A funny thing is happening in England, which most of us are yet to properly pay attention to. While on the national stage the left focuses on the excesses and oddities of Corbynism, and the Dear Leader’s battle to take over all of his Party’s institutions, and the right hammers away on the EU referendum, the cities and the shires are experiencing a constitutional and organisational shake-up bigger than anything seen in decades.
Much of this is the Chancellor’s work. The creation of Combined Authorities and sub-regional mayors, which began with ‘Devo Manc’ and is now extending to numerous other areas, is a huge change in how England will run herself. The traditional, over-centralised model of the state is being chipped away, as Business Rates, health budgets, transport and other functions are passed down from Westminster to a level somewhere between the County Councils and the rejected Regional Assemblies.
The fact that most of the political establishment, and the media which follow it, are distracted by other things could prove to be a double-edged sword. For Osborne, it’s been a boon, as he has been able to rush ahead with a reform that could easily have got bogged down if it met strong scrutiny and dedicated opposition. The result of that relatively easy transition is that many of those who will live under and experience this new system are as yet unaware either that it is happening or what the consequences could be for their own lives. More narrowly, some of those Conservatives who successfully run their own district councils and long opposed Prescott’s regionalism are now alarmed at the prospect of being over-ruled by and outvoted in a sub-regional body, pressed on them by a Government of their own Party.
At some point after these new powers and positions come into affect, we should expect a backlash of some sort. I’ve written before about the persistent popular dislike of the idea of a “postcode lottery” in public services – and as I noted then, it’s the “lottery” element (by which people are allocated a standard of service rather than choosing it for themselves) which is really objectionable, not the “postcode” element (as services really ought to vary based on local needs and demands).
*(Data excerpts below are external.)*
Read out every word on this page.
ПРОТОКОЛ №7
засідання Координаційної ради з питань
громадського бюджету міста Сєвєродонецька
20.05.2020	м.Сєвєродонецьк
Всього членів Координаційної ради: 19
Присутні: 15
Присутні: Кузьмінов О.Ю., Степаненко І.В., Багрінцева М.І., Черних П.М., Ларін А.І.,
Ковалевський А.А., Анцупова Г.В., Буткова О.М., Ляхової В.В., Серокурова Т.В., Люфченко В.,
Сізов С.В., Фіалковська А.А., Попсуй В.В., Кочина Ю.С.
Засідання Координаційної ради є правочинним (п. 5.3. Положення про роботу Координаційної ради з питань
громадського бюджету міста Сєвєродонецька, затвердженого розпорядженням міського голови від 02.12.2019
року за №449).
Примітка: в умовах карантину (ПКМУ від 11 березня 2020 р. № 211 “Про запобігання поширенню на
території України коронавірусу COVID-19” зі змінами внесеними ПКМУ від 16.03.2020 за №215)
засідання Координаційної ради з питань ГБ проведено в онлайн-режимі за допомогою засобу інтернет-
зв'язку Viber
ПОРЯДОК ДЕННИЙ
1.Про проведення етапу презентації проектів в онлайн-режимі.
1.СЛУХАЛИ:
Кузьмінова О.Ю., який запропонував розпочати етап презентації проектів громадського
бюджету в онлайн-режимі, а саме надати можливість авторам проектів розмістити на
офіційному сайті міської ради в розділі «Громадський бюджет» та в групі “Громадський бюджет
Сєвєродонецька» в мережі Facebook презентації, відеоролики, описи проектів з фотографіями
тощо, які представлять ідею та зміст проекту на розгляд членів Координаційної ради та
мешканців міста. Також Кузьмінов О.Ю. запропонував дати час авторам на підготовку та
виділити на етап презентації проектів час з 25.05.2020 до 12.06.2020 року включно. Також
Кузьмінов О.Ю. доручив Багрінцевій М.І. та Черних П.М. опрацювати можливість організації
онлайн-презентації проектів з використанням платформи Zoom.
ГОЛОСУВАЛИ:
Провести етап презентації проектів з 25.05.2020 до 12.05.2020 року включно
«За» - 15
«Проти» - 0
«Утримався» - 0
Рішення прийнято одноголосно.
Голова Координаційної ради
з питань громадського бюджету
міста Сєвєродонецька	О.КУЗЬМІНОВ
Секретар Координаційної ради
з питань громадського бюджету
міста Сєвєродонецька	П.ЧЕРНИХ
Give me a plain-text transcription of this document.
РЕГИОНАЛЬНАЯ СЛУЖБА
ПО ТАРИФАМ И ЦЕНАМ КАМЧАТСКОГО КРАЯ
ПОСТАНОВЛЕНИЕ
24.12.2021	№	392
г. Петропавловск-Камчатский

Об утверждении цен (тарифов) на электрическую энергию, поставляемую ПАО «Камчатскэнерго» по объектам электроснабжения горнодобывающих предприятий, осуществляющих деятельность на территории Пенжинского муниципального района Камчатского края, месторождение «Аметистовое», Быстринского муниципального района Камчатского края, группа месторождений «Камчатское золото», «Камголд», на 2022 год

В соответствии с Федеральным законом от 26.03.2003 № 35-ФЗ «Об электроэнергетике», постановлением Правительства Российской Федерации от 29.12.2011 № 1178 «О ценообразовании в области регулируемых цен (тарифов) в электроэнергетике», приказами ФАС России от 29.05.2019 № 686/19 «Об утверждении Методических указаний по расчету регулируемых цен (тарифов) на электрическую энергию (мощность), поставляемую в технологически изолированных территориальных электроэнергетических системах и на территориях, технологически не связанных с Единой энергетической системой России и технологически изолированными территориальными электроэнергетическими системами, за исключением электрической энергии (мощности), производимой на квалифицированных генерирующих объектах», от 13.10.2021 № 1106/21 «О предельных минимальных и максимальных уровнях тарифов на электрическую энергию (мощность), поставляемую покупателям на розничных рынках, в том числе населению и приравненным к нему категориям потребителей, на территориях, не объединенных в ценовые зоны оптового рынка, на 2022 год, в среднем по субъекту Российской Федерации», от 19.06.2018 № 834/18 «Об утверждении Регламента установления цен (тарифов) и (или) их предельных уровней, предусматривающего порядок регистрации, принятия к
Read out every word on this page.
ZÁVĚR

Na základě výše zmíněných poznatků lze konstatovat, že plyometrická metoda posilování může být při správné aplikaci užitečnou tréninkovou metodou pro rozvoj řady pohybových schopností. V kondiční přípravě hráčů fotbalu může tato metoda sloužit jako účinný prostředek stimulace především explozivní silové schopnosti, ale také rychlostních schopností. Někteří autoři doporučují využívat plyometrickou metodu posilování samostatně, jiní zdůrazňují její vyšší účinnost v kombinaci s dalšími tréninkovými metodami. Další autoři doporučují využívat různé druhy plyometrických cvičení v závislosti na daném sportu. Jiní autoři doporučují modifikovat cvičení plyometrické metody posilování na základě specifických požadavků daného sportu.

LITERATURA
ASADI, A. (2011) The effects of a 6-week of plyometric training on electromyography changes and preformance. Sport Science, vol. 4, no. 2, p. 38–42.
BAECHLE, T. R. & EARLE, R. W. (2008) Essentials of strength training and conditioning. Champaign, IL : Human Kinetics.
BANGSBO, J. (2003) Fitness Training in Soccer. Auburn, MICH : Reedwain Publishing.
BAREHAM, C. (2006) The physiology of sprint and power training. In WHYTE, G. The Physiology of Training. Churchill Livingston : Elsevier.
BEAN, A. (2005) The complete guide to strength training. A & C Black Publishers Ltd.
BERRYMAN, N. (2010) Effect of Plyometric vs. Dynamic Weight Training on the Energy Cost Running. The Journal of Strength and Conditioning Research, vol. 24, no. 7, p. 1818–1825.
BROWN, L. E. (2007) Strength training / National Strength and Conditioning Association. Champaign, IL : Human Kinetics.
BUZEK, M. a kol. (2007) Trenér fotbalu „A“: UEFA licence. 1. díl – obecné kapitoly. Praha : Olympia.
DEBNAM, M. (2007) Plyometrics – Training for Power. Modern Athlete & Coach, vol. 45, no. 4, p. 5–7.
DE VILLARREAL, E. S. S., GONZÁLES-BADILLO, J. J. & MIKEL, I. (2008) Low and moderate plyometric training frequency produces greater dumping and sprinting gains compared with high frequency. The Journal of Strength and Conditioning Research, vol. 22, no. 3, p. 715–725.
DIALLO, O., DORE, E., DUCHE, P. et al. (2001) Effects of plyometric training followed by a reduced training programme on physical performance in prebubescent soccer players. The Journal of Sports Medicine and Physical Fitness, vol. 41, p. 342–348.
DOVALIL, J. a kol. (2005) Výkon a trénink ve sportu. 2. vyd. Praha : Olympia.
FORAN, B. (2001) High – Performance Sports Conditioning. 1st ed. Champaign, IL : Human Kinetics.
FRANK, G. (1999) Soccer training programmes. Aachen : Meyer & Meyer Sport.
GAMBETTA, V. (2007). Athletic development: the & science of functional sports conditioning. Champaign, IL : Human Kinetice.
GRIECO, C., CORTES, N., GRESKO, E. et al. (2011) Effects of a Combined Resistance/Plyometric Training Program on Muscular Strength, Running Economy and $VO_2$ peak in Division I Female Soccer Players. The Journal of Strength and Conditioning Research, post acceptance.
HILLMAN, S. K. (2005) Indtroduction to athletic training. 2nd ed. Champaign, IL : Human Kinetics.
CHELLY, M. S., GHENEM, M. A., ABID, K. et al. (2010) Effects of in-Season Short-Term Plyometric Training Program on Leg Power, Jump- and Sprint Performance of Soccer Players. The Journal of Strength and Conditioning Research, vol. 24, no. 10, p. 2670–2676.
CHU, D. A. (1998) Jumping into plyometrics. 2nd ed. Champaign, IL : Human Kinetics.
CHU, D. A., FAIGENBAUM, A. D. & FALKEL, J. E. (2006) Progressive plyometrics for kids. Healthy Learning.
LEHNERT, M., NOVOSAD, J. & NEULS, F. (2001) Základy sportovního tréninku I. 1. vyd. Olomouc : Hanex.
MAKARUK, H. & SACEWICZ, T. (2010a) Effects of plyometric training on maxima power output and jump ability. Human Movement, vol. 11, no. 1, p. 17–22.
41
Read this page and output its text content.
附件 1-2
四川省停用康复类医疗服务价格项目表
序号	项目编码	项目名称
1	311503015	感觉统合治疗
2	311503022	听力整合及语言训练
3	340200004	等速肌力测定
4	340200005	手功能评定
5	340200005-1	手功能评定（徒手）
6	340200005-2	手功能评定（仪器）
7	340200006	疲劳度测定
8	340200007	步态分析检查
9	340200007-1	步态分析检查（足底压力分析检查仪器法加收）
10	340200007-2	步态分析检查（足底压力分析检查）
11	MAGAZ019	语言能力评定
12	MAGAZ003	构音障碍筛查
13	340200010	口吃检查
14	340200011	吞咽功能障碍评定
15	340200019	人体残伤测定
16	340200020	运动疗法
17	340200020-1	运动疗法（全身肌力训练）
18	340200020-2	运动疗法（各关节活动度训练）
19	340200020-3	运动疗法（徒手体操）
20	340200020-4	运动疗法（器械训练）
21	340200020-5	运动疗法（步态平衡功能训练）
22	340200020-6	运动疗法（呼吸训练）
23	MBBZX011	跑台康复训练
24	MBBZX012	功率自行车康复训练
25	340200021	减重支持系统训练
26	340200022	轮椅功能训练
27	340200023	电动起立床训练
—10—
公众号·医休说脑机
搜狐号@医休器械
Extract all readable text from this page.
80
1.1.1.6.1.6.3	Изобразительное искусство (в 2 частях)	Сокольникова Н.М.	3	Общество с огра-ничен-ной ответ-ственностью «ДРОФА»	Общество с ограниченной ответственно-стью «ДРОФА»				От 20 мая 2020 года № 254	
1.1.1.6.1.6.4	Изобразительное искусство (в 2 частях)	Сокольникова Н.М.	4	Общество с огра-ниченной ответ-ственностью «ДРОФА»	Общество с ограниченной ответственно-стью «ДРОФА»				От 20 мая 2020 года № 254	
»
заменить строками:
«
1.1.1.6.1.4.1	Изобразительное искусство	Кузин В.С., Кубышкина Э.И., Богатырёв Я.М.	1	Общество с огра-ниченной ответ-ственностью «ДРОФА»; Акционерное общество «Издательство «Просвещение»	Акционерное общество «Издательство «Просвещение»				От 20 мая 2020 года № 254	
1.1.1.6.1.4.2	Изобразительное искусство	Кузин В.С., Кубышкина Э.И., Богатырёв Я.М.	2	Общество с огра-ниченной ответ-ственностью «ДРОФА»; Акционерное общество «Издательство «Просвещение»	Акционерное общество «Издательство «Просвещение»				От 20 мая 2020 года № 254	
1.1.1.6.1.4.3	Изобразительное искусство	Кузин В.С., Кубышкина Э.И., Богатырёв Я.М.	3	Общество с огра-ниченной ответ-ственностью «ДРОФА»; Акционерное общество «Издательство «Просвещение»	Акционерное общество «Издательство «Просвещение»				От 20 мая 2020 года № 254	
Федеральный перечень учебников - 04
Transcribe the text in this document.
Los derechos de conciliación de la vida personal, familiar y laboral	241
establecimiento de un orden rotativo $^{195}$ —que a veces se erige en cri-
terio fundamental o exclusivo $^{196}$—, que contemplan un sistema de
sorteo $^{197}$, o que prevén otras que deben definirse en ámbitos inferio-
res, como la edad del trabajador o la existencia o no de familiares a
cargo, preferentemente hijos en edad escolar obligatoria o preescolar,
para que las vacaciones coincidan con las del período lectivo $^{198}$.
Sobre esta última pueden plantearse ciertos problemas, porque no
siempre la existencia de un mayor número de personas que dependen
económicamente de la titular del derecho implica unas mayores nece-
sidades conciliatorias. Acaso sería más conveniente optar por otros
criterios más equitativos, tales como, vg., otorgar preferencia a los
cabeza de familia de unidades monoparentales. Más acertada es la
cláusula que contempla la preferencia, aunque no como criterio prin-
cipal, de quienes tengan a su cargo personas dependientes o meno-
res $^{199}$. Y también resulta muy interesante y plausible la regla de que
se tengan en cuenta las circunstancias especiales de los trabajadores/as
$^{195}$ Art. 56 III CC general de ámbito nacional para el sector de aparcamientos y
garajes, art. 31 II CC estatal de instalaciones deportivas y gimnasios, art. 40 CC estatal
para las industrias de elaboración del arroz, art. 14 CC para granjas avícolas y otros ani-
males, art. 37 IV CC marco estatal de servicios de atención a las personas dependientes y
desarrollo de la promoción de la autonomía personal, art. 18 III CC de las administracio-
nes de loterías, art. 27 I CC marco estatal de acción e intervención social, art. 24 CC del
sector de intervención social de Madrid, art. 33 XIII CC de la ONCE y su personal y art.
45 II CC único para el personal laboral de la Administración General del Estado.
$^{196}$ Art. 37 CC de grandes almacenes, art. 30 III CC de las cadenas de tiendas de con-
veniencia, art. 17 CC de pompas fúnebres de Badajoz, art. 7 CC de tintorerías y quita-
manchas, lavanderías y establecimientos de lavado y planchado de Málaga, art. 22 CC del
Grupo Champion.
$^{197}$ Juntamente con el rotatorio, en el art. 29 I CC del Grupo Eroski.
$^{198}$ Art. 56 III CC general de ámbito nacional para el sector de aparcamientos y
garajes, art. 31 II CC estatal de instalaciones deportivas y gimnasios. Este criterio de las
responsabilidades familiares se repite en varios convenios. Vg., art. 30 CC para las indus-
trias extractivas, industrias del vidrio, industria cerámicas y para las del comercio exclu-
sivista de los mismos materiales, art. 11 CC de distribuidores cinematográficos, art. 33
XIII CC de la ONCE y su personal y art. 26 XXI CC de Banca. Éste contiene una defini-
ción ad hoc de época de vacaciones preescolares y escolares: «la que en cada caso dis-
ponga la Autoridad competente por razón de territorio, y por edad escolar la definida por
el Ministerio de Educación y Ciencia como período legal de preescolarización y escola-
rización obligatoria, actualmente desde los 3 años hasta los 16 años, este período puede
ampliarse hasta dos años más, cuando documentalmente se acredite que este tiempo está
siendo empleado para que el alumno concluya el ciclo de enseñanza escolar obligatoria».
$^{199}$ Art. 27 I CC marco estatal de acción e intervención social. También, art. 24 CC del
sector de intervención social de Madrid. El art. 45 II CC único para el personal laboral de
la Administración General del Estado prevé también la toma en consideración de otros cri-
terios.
These devolution plans clearly have the potential to offer local variation in services without the unaccountable, uncorrectable nature of a lottery – indeed, voters will be able to pick and then sack the people in charge of more local decisions, which is highly desirable.
But when one area does things well and another area messes up, I fully expect that some will cry “postcode lottery” and demand that central government steps in to correct – or, worse, bail out – the poor decisions of a particular Mayor. That moment will be an essential test of the ministerial commitment to the policy. If it’s all just for show, they will wade into local rows and intervene to protect cities and sub-regions from the errors of the leaders whom they chose. If, however, they really mean this new devolution to be permanent, the answer must instead be clear: if you vote for a Mayor who promised you bad ideas (a Corbynite commitment to high spending, endless borrowing and rinsing business, for example) then instead of complaining when those ideas turn out to be a failure, learn from it and elect someone better next time. As ever in politics, delivering a difficult truth to the electorate is never hugely appealing to any politician – but if this idea is to work then it must be done.
Interestingly, we can already see these new layers of Government changing the way our national politics works, even before they have opened their doors. Younger, relatively sensible Labour MPs, who want to do something with the next ten years of their lives other than kowtow to Seumas Milne and pray by their bedside that Momentum don’t deselect them, are looking for ways out of the Parliamentary Labour Party. Some will no doubt have considered a move to the large pay packets and comfortable chairs of boardroom life, but most would prefer something that allows them to maintain a political career – and an associated chance of returning to the Commons – without having to answer to the hard left faction which now runs the Labour Party. In that situation, a shiny new hat labelled “Mayor” looks rather attractive. Sadiq Khan has already made his escape, and gained political standing by doing so. Andy Burnham is now running for Mayor of Greater Manchester. Luciana Berger is reportedly interested in a similar role for Liverpool.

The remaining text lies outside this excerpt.